Photo © Julien Falsimagne Leextra

Karine Sulpice

Après avoir exercé la profession de journaliste radio, pendant plus de six ans, puis avocate plaidante les dix années suivantes, Karine Sulpice s’expatrie en famille à Jérusalem pendant quatre ans. Le temps d’y apprendre à se débrouiller tant en arabe qu’en hébreu, d’y rencontrer des personnes extraordinaires, d’y recoiffer à l’occasion la casquette de journaliste, cette fois en presse écrite… et la revoilà en France en 2023 avec dans ses bagages un premier roman Les Silencieuses, qu’elle auto éditera en format numérique puis en papier (en impression à la demande) disponible aujourd’hui dans toutes les bonnes librairies, physiques et en ligne.

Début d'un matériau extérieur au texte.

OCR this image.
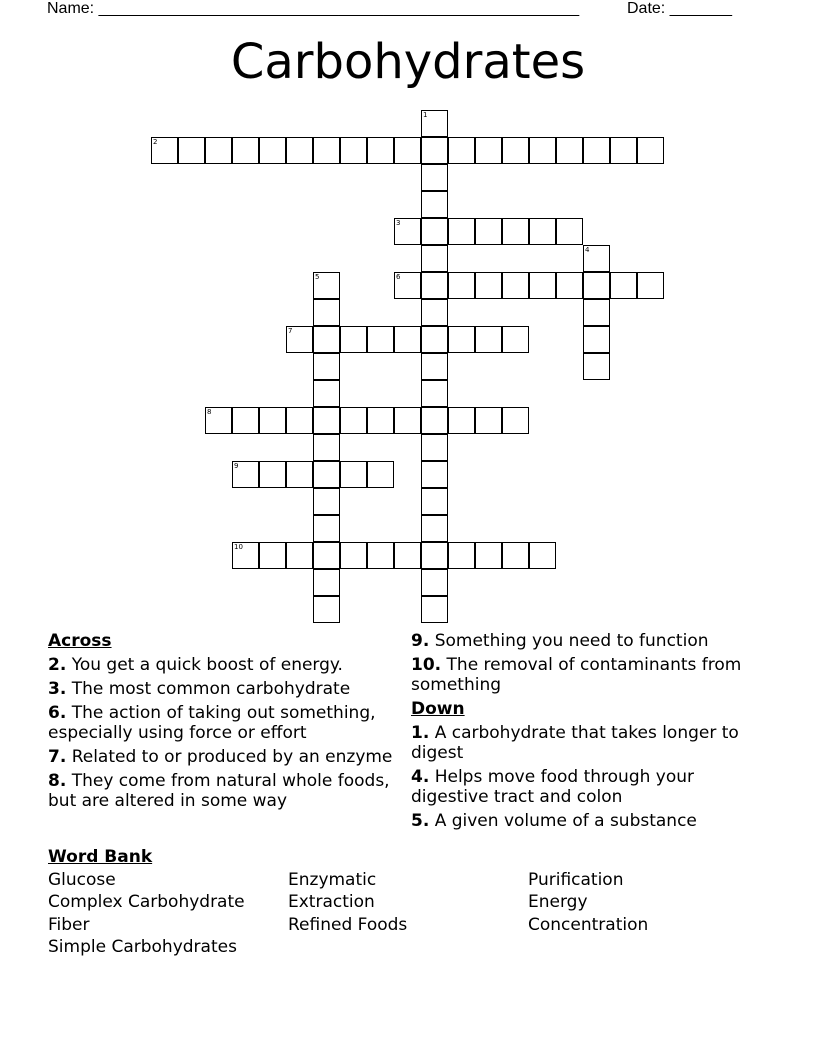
Name: ______________________________________________________	Date: _______
Carbohydrates
1
2
3
4
5	6
7
8
9
10
Across
2. You get a quick boost of energy.
3. The most common carbohydrate
6. The action of taking out something, especially using force or effort
7. Related to or produced by an enzyme
8. They come from natural whole foods, but are altered in some way
9. Something you need to function
10. The removal of contaminants from something
Down
1. A carbohydrate that takes longer to digest
4. Helps move food through your digestive tract and colon
5. A given volume of a substance
Word Bank
Glucose	Enzymatic	Purification
Complex Carbohydrate	Extraction	Energy
Fiber	Refined Foods	Concentration
Simple Carbohydrates
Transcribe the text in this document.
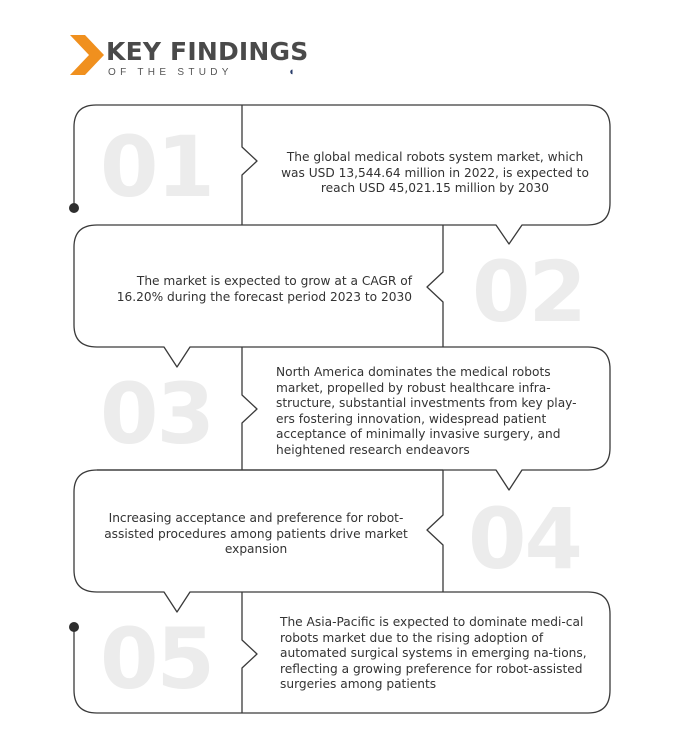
KEY FINDINGS
OF THE STUDY	◖
01	The global medical robots system market, which was USD 13,544.64 million in 2022, is expected to reach USD 45,021.15 million by 2030
02
The market is expected to grow at a CAGR of 16.20% during the forecast period 2023 to 2030
03	North America dominates the medical robots market, propelled by robust healthcare infra-structure, substantial investments from key play-ers fostering innovation, widespread patient acceptance of minimally invasive surgery, and heightened research endeavors
04
Increasing acceptance and preference for robot-assisted procedures among patients drive market expansion
05	The Asia-Pacific is expected to dominate medi-cal robots market due to the rising adoption of automated surgical systems in emerging na-tions, reflecting a growing preference for robot-assisted surgeries among patients
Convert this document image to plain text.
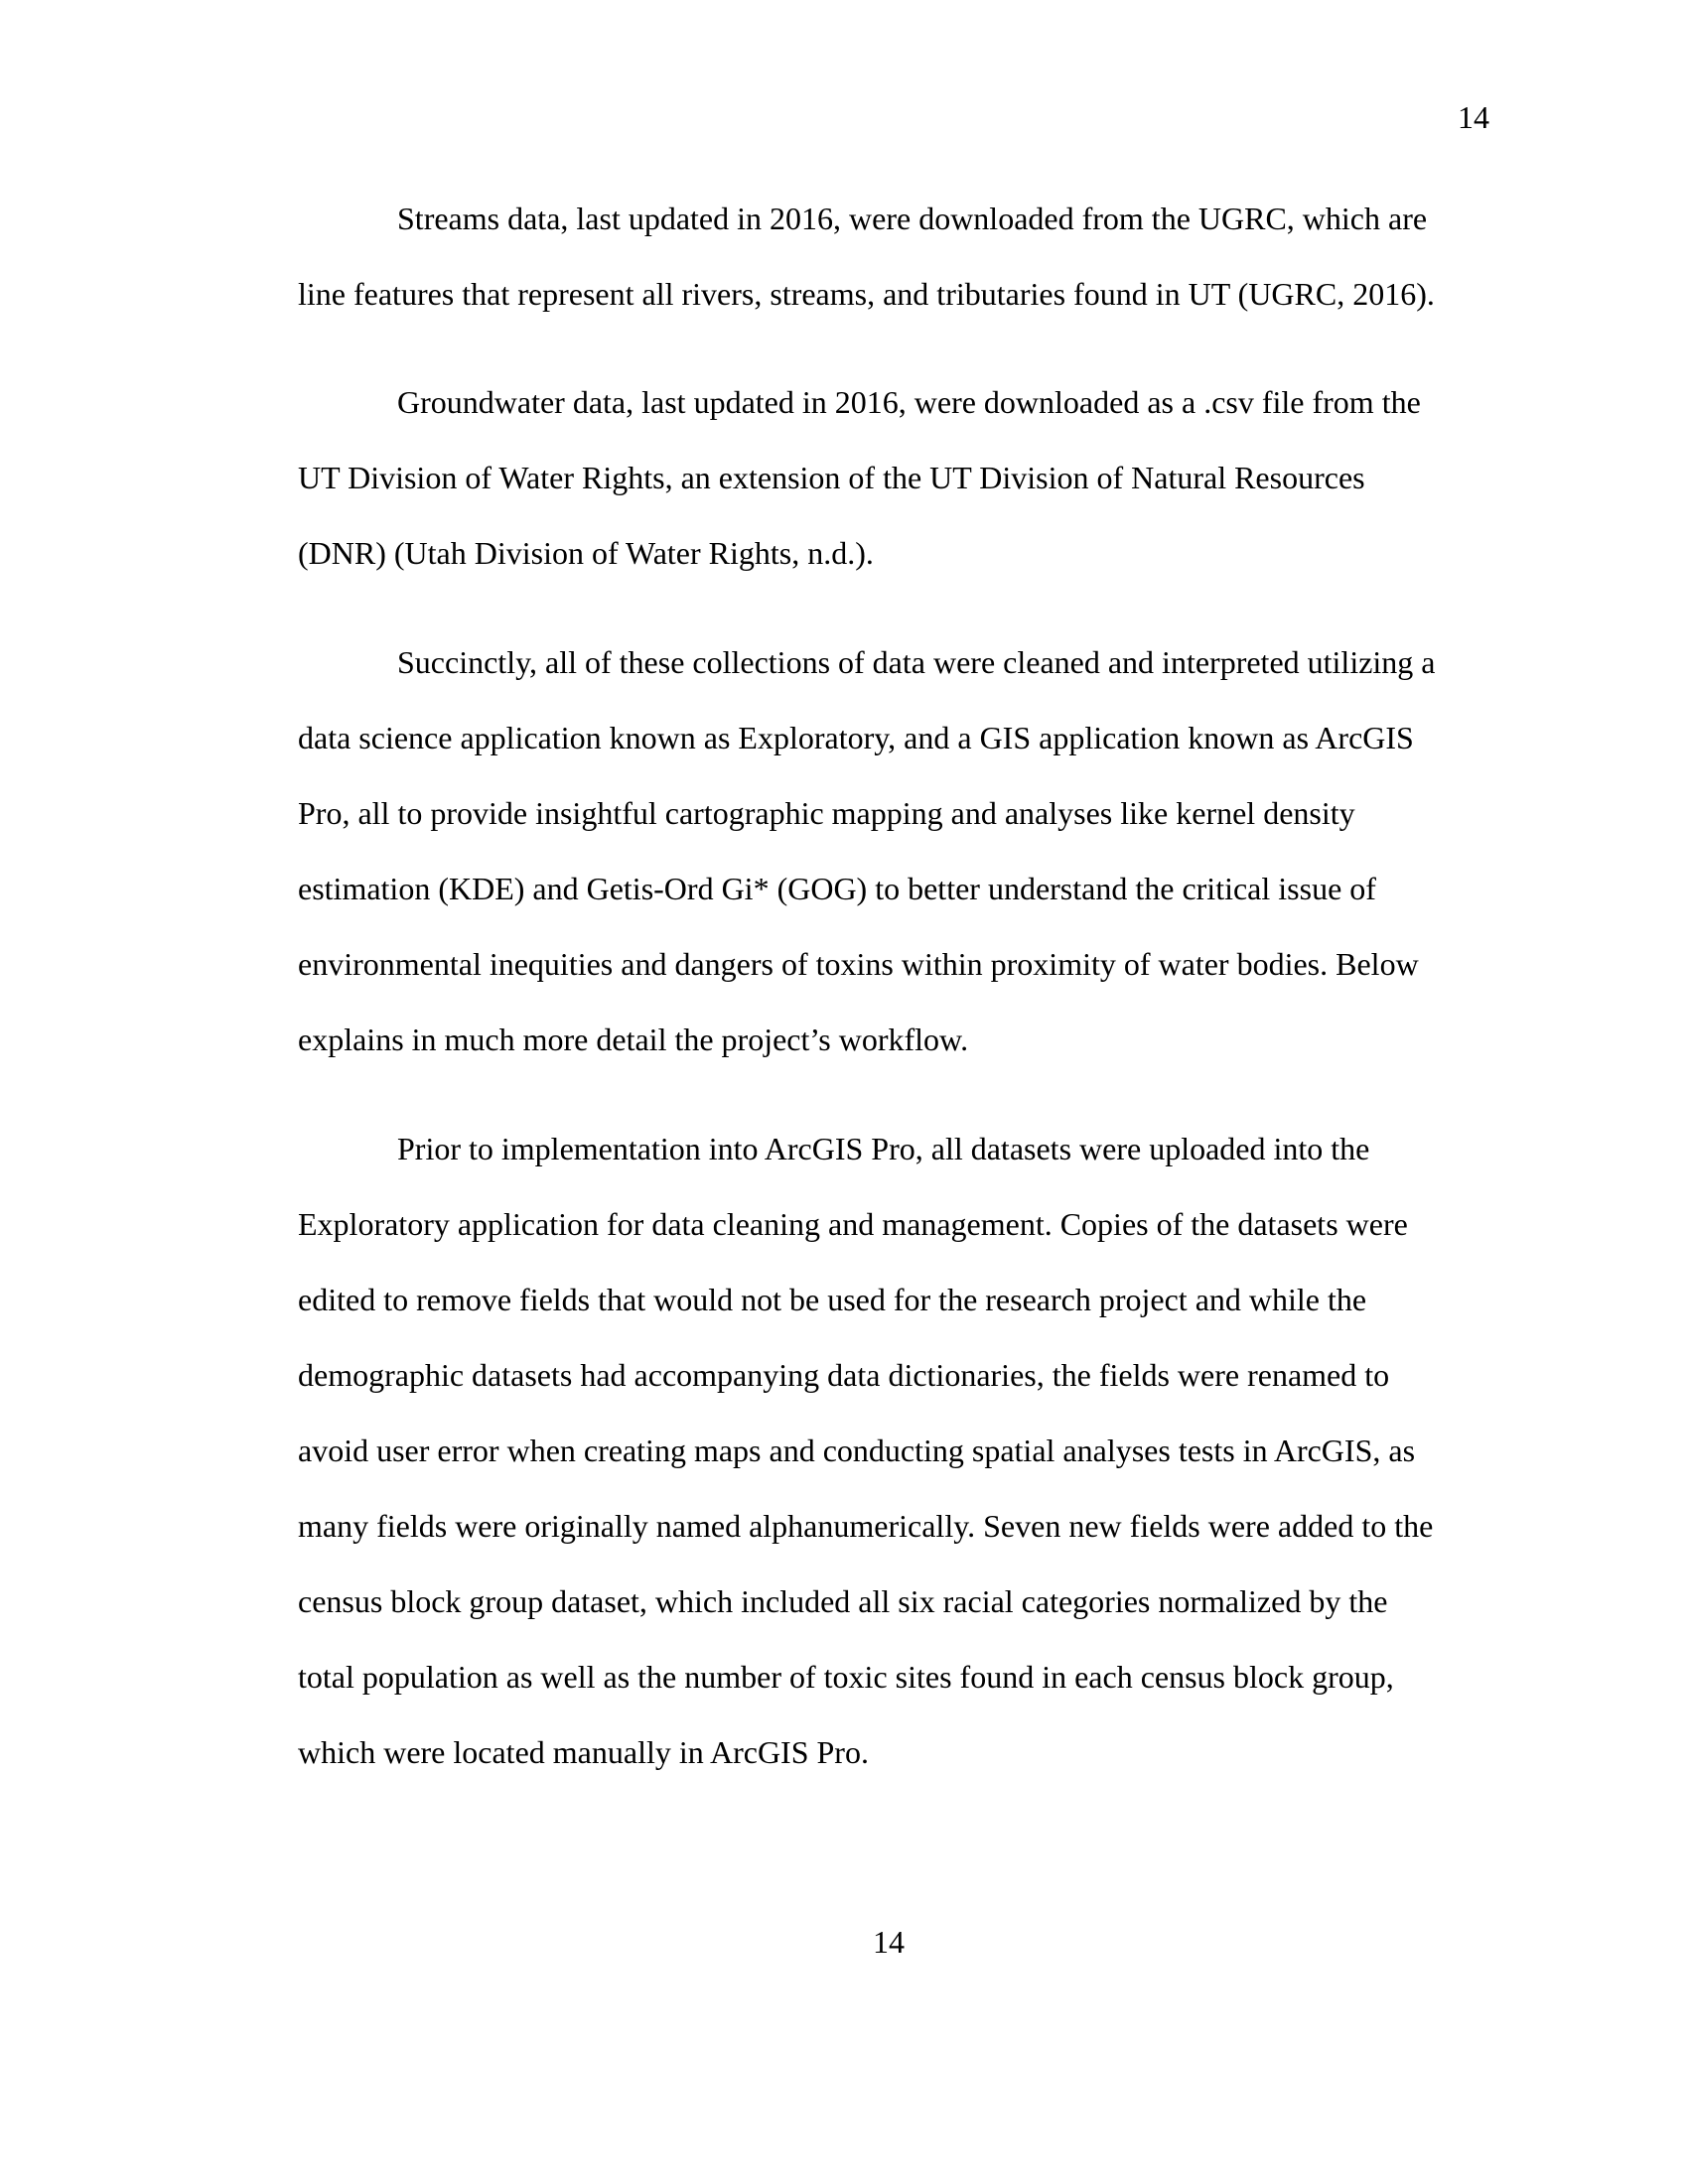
14
Streams data, last updated in 2016, were downloaded from the UGRC, which are
line features that represent all rivers, streams, and tributaries found in UT (UGRC, 2016).
Groundwater data, last updated in 2016, were downloaded as a .csv file from the
UT Division of Water Rights, an extension of the UT Division of Natural Resources
(DNR) (Utah Division of Water Rights, n.d.).
Succinctly, all of these collections of data were cleaned and interpreted utilizing a
data science application known as Exploratory, and a GIS application known as ArcGIS
Pro, all to provide insightful cartographic mapping and analyses like kernel density
estimation (KDE) and Getis-Ord Gi* (GOG) to better understand the critical issue of
environmental inequities and dangers of toxins within proximity of water bodies. Below
explains in much more detail the project’s workflow.
Prior to implementation into ArcGIS Pro, all datasets were uploaded into the
Exploratory application for data cleaning and management. Copies of the datasets were
edited to remove fields that would not be used for the research project and while the
demographic datasets had accompanying data dictionaries, the fields were renamed to
avoid user error when creating maps and conducting spatial analyses tests in ArcGIS, as
many fields were originally named alphanumerically. Seven new fields were added to the
census block group dataset, which included all six racial categories normalized by the
total population as well as the number of toxic sites found in each census block group,
which were located manually in ArcGIS Pro.
14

Et depuis la quadragénaire, passionnée d’écriture, en a écrit un second : Les Bons Sentiments, retenu pour la maison d’édition Liana Lévi, qui le publie en février 2025. Et un troisième, toujours publié chez Liana Levi : Méchante.

 

Bibliographie:

  • Les Silencieuses, Autoédition, 2023
  • Les Bons Sentiments, Liana Lévi, 2025
  • Méchante, Liana Lévi, 2026

 

Revue de presse:

Les bons sentiments

 « Un roman court mais dense…On y parle de misère sociale, économique et émotionnelle, d’enfance maltraitée, de métiers qui perdent leur sens, de jalousies et de rancœurs, de l’exploitation subie mais aussi acceptée de ceux qui travaillent dans le milieu associatif… c’est bien écrit, très riche et pourtant absolument pas pesant ni didactique, l’autrice ayant trouvé le ton juste et le bon fil narratif pour parler de tous ces problèmes. »
Jean-Marc Laherrère – Actu du Noir 

Méchante

« Et bien sûr, il y a quelque chose qui cloche dans cette histoire. Quelque chose qui nous fait tourner les pages pour en avoir le cœur net, pour dissiper le malaise. Comme il est savoureux de se savoir dupé et d’y consentir ! On finira bien par découvrir la vérité, c’est la promesse du genre. Par comprendre qui est la méchante de cette affaire. Peut-être l’auteure elle-même, d’avoir imaginé un tel scénario. Je n’en dis pas plus, évidemment, le moins possible même. »
Florence Paracuellos (France Inter).